Presented laboratory complex can be used not only during control measurements, but also when creating automatic regulation and stabilization of production processes. At the same time, the laboratory complex takes a part of a proportional-integral-differentiating (PID) feedback regulator. PID control is carried out by applying a control signal to the control object, the value of which depends on the difference between the measured parameter and the set value, on the integral of the difference and on the rate of change of parameters. As a result, the PID controller transmits a signal providing such a state of the device at which the measured parameter is equal to the specified one, stable and maintained during the course of the process at a given level with fairly high accuracy. Because of the production process stability, labor productivity increases, product quality, process efficiency and effectiveness indicators increase, which is important in modern market economies and constant competition [21]. The control signal for the PID controller is determined by three components: proportional, integral and differential, and depends on how large the mismatch (proportional component) is, how long the mismatch (integral component) lasts, and finally, how quickly the mismatch (differential component) changes.
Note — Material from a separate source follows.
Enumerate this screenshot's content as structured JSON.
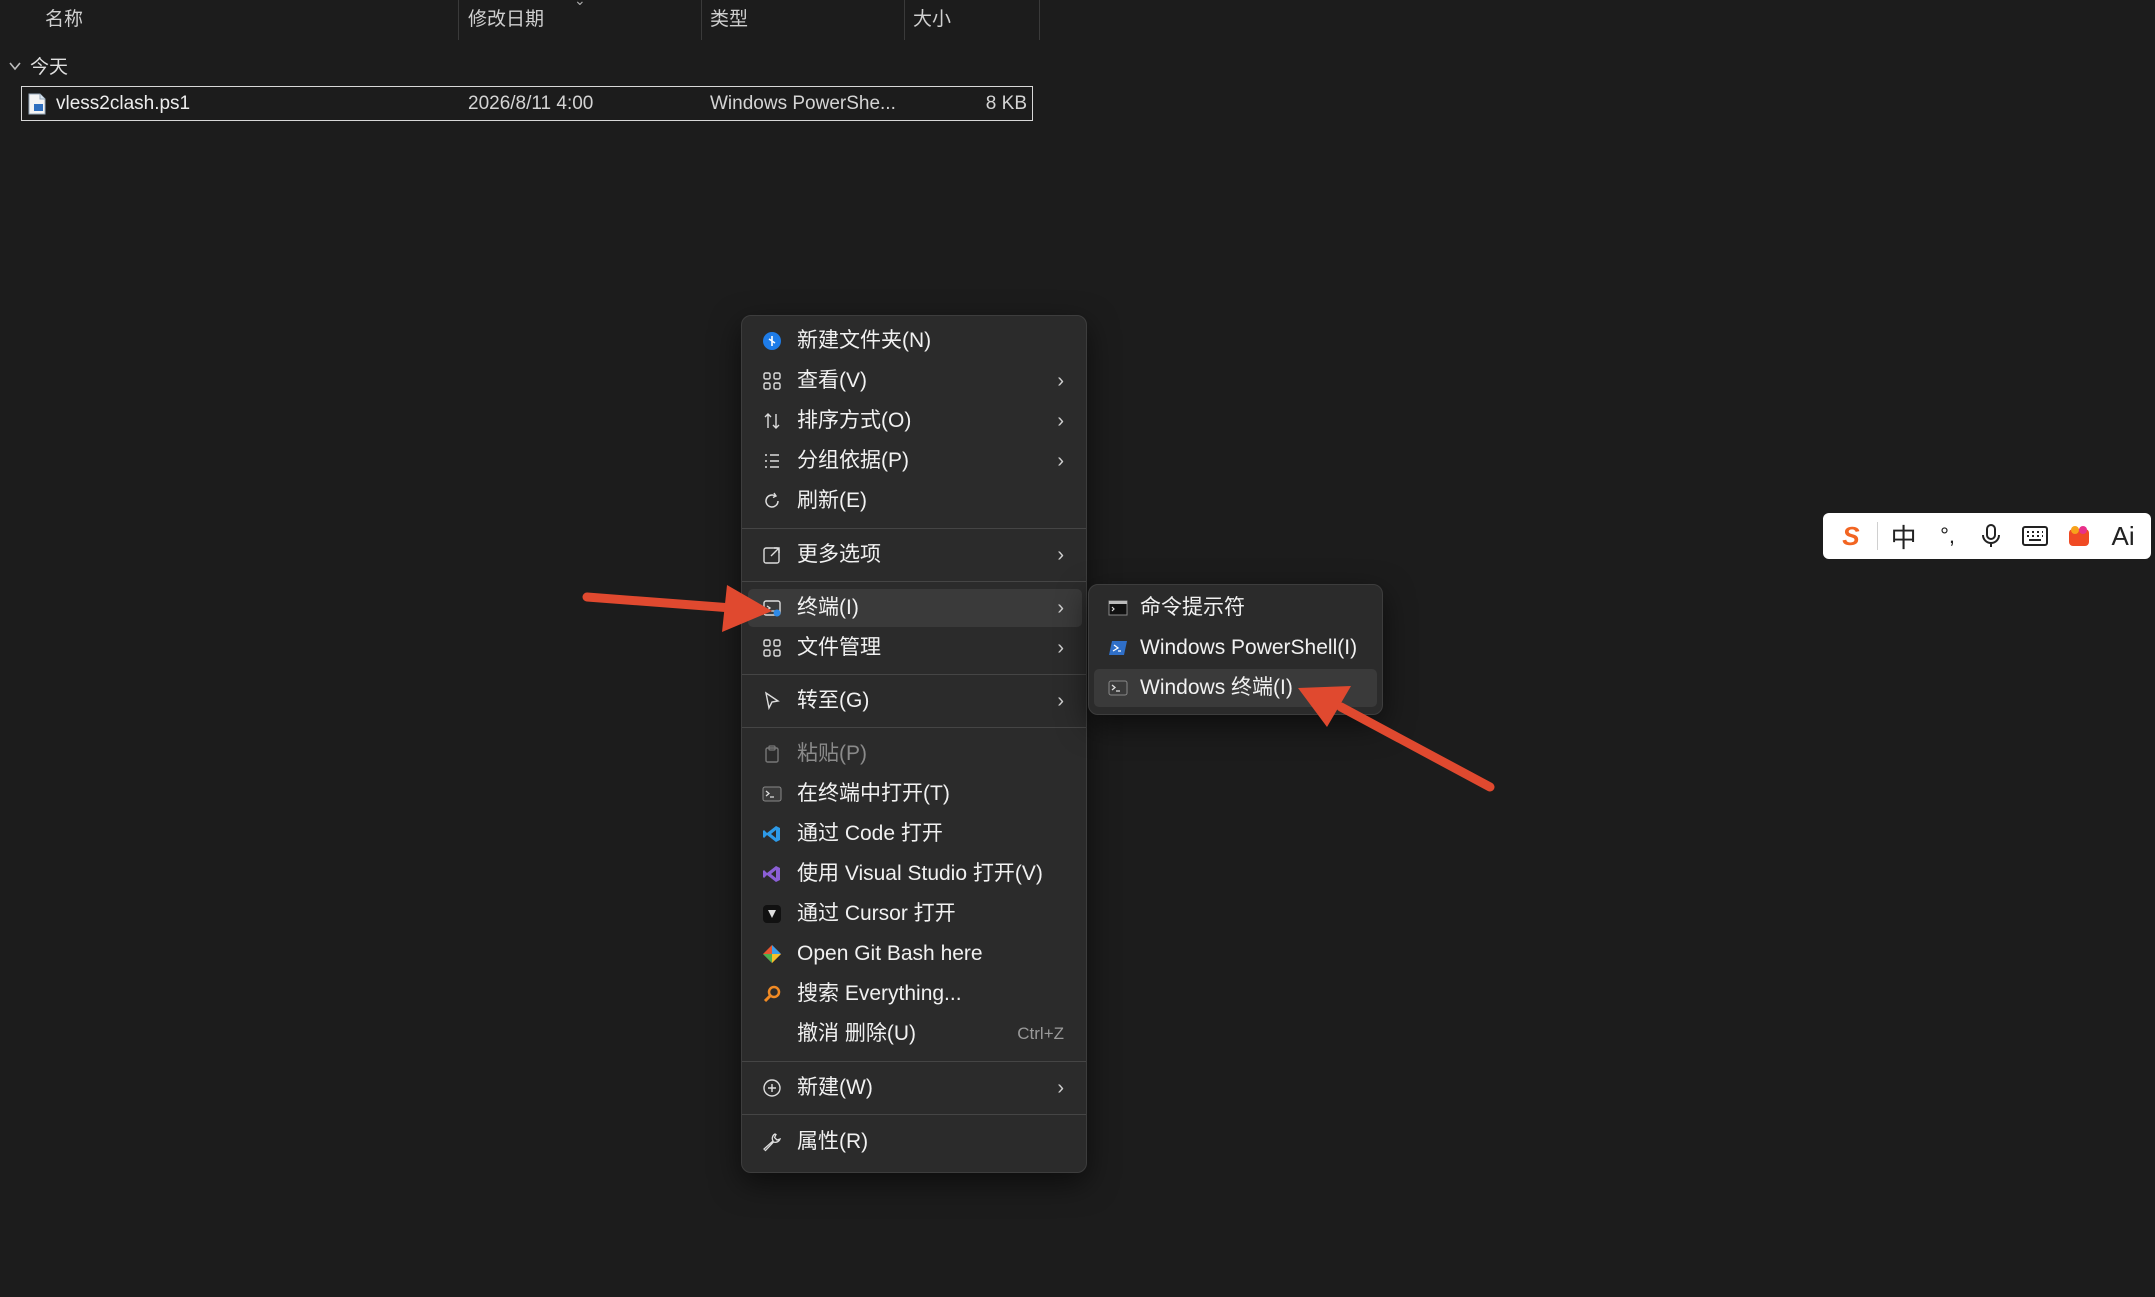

The regulator can hold the set level or work on the set profile. Additionally, the software product of the complex can graphically display form the set level, the current value of the parameter, and the output signal.

5 Conclusion

In the course of the work, a laboratory setup was developed and implemented for the spectral analysis of measurable data of various materials with a fairly wide range of applications. In particular, it is possible to use the installation for conducting non-destructive testing in production, for detecting cracks in concrete, damage in building structures, with continuous monitoring of the tightness of various containers and pipelines, monitoring the location of various objects and the speed of their movement, during vibration analysis during dynamic tests machines and various mechanisms, during various scientific studies of the properties of substances and materials, in assessing the quality of food products, for the existence of verification of non-destructive testing means, as well as in the training of employees whose activities are directly related to the measurement and analysis of their results. A high degree of automation ensures high measurement accuracy, therefore it is advisable to include the developed laboratory complex in the laboratory base of industrial enterprises.